Il Tribunale di Bolzano archivia il caso del marciatore altoatesino per l'affaire del 2016 e attacca l'autoreferenzialità della Federatletica e dell'Ama
Archivazione per non aver commesso il fatto. Così il Tribunale di Bolzano pone fine al processo di primo grado per doping ad Alex Schwazer, il marciatore italiano che era stato sospeso sul piano sportivo nel 2016, dopo essere stato trovato positivo a un controllo antidoping. Il giudice penale ha quindi accolto la richiesta del pm, ritenendo «accertato con altro grado di credibilità» che i campioni di urina nel 2016 furono alterati, in modo da far risultare l'atleta positivo. E la giustizia penale italiana si spinge anche oltre, accusando di «opacità» la Federatletica internazionale e l'Agenzia mondiale antidoping, accusate entrambe di operare in maniera autoreferenziale, senza tollerare alcun controllo dall'esterno.
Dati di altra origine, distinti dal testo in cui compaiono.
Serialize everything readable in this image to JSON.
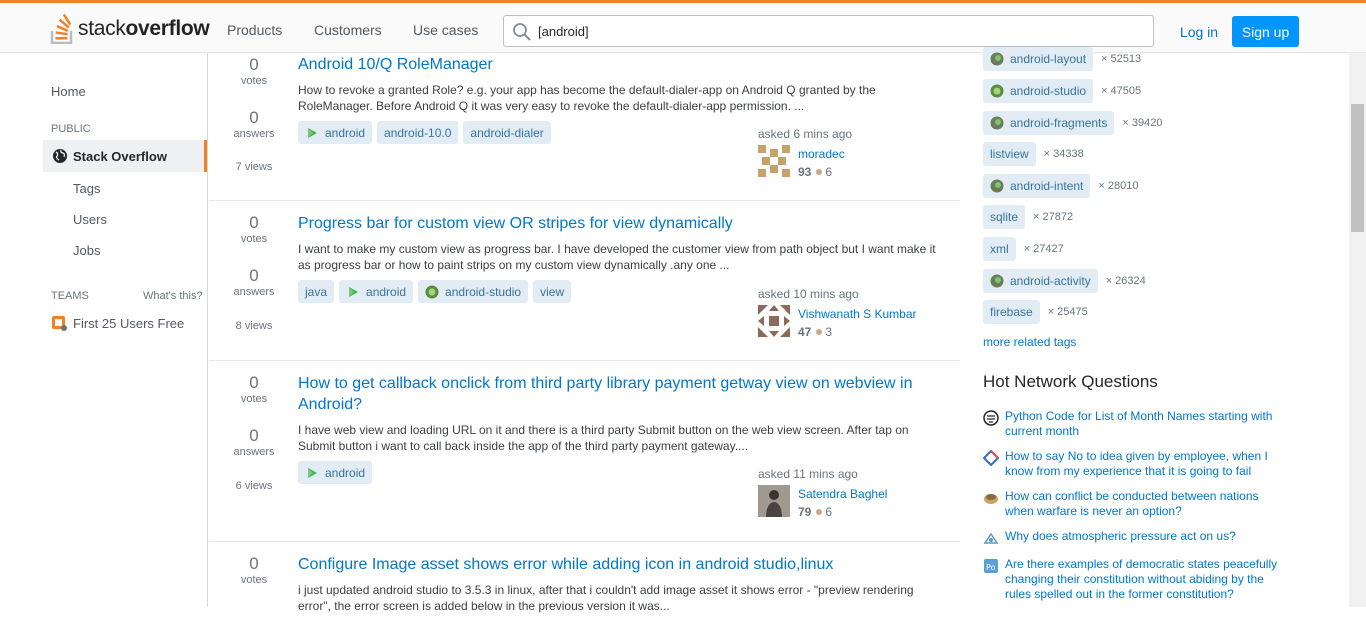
{
  "header": {
    "logo_pre": "stack",
    "logo_bold": "overflow",
    "nav": [
      "Products",
      "Customers",
      "Use cases"
    ],
    "search_value": "[android]",
    "login": "Log in",
    "signup": "Sign up"
  },
  "leftnav": {
    "home": "Home",
    "public_label": "PUBLIC",
    "stack_overflow": "Stack Overflow",
    "tags": "Tags",
    "users": "Users",
    "jobs": "Jobs",
    "teams_label": "TEAMS",
    "whats_this": "What's this?",
    "teams_item": "First 25 Users Free"
  },
  "questions": [
    {
      "votes": "0",
      "votes_label": "votes",
      "answers": "0",
      "answers_label": "answers",
      "views": "7 views",
      "title": "Android 10/Q RoleManager",
      "excerpt": "How to revoke a granted Role? e.g. your app has become the default-dialer-app on Android Q granted by the RoleManager. Before Android Q it was very easy to revoke the default-dialer-app permission. ...",
      "tags": [
        "android",
        "android-10.0",
        "android-dialer"
      ],
      "asked": "asked 6 mins ago",
      "user": "moradec",
      "rep": "93",
      "bronze": "6"
    },
    {
      "votes": "0",
      "votes_label": "votes",
      "answers": "0",
      "answers_label": "answers",
      "views": "8 views",
      "title": "Progress bar for custom view OR stripes for view dynamically",
      "excerpt": "I want to make my custom view as progress bar. I have developed the customer view from path object but I want make it as progress bar or how to paint strips on my custom view dynamically .any one ...",
      "tags": [
        "java",
        "android",
        "android-studio",
        "view"
      ],
      "asked": "asked 10 mins ago",
      "user": "Vishwanath S Kumbar",
      "rep": "47",
      "bronze": "3"
    },
    {
      "votes": "0",
      "votes_label": "votes",
      "answers": "0",
      "answers_label": "answers",
      "views": "6 views",
      "title": "How to get callback onclick from third party library payment getway view on webview in Android?",
      "excerpt": "I have web view and loading URL on it and there is a third party Submit button on the web view screen. After tap on Submit button i want to call back inside the app of the third party payment gateway....",
      "tags": [
        "android"
      ],
      "asked": "asked 11 mins ago",
      "user": "Satendra Baghel",
      "rep": "79",
      "bronze": "6"
    },
    {
      "votes": "0",
      "votes_label": "votes",
      "title": "Configure Image asset shows error while adding icon in android studio,linux",
      "excerpt": "i just updated android studio to 3.5.3 in linux, after that i couldn't add image asset it shows error - \"preview rendering error\", the error screen is added below in the previous version it was..."
    }
  ],
  "related_tags": [
    {
      "name": "android-layout",
      "count": "× 52513",
      "icon": "android-icon"
    },
    {
      "name": "android-studio",
      "count": "× 47505",
      "icon": "android-studio-icon"
    },
    {
      "name": "android-fragments",
      "count": "× 39420",
      "icon": "android-icon"
    },
    {
      "name": "listview",
      "count": "× 34338",
      "icon": ""
    },
    {
      "name": "android-intent",
      "count": "× 28010",
      "icon": "android-icon"
    },
    {
      "name": "sqlite",
      "count": "× 27872",
      "icon": ""
    },
    {
      "name": "xml",
      "count": "× 27427",
      "icon": ""
    },
    {
      "name": "android-activity",
      "count": "× 26324",
      "icon": "android-icon"
    },
    {
      "name": "firebase",
      "count": "× 25475",
      "icon": ""
    }
  ],
  "more_related_tags": "more related tags",
  "hot_network": {
    "title": "Hot Network Questions",
    "items": [
      {
        "text": "Python Code for List of Month Names starting with current month",
        "icon": "codegolf-icon"
      },
      {
        "text": "How to say No to idea given by employee, when I know from my experience that it is going to fail",
        "icon": "workplace-icon"
      },
      {
        "text": "How can conflict be conducted between nations when warfare is never an option?",
        "icon": "worldbuilding-icon"
      },
      {
        "text": "Why does atmospheric pressure act on us?",
        "icon": "physics-icon"
      },
      {
        "text": "Are there examples of democratic states peacefully changing their constitution without abiding by the rules spelled out in the former constitution?",
        "icon": "politics-icon"
      }
    ]
  },
  "colors": {
    "accent": "#f48024",
    "link": "#0077cc",
    "tag_bg": "#e1ecf4",
    "tag_fg": "#39739d",
    "signup": "#0095ff"
  }
}
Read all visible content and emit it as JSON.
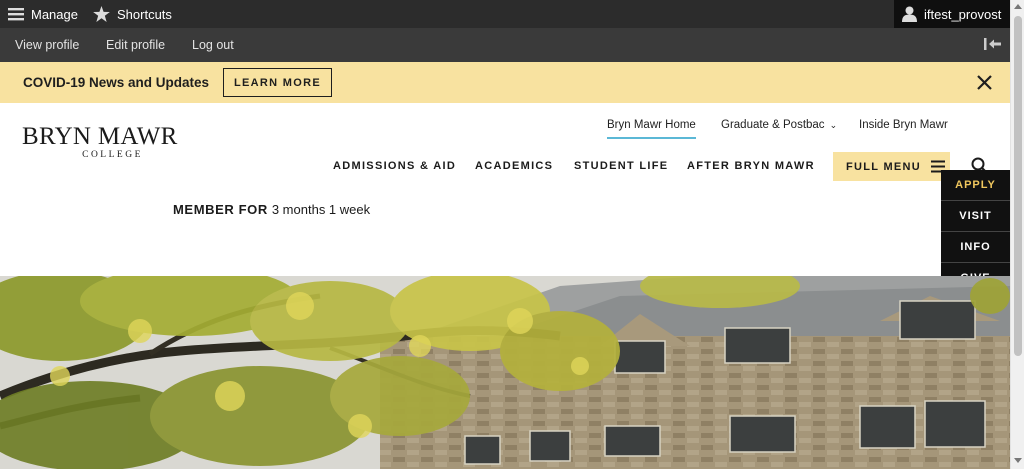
{
  "toolbar": {
    "manage_label": "Manage",
    "shortcuts_label": "Shortcuts",
    "user_label": "iftest_provost"
  },
  "subbar": {
    "view_profile": "View profile",
    "edit_profile": "Edit profile",
    "log_out": "Log out"
  },
  "alert": {
    "text": "COVID-19 News and Updates",
    "button": "LEARN MORE"
  },
  "logo": {
    "main": "BRYN MAWR",
    "sub": "COLLEGE"
  },
  "utility_nav": {
    "home": "Bryn Mawr Home",
    "graduate": "Graduate & Postbac",
    "inside": "Inside Bryn Mawr"
  },
  "main_nav": {
    "admissions": "ADMISSIONS & AID",
    "academics": "ACADEMICS",
    "student_life": "STUDENT LIFE",
    "after": "AFTER BRYN MAWR",
    "full_menu": "FULL MENU"
  },
  "quick_links": {
    "apply": "APPLY",
    "visit": "VISIT",
    "info": "INFO",
    "give": "GIVE"
  },
  "member": {
    "label": "MEMBER FOR",
    "value": "3 months 1 week"
  },
  "colors": {
    "toolbar_bg": "#2c2c2c",
    "alert_bg": "#f8e2a0",
    "accent_underline": "#5bb8d6",
    "apply_gold": "#f0c75e"
  }
}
La decisione del giudice fa seguito alla richiesta della Procura di archiviazione del procedimento penale per Alex Schwazer, richiesta che risaliva a inizio dicembre. L'inchiesta si riferiva al citato caso di doping risalente al 2016, e non al primo caso, ammesso dallo stesso atleta, nel 2012. Tutto era nato da un controllo antidoping nel gennaio 2016, in seguito al quale il Tas o aveva condannato il marciatore a una squalifica di 8 anni, che sta ancora scontando. L'atleta ha sempre contestato la validità di questo secondo caso di positività, puntando il dito sugli anomali valori, altissimi, fatti risalire al Dna contenuto nella provetta, dichiarandosi vittima di un
complotto.
Della decisione del giudice, Schwazer ha saputo mentre si stava allenando. E in una dichiarazione fatta all'agenzia Ansa, il marciatore altoatesino parla di un giorno in cui «finalmente è stata fatta giustizia, dopo quattro anni e mezzo di attesa. Probabilmente – aggiunge – non potro' dimenticare tutte le cose, ma il giorno di oggi mi ripaga un po' di tante battaglie affrontate in questi quattro anni e mezzo per nulla facili, insieme ad altri che mi sono stati vicini».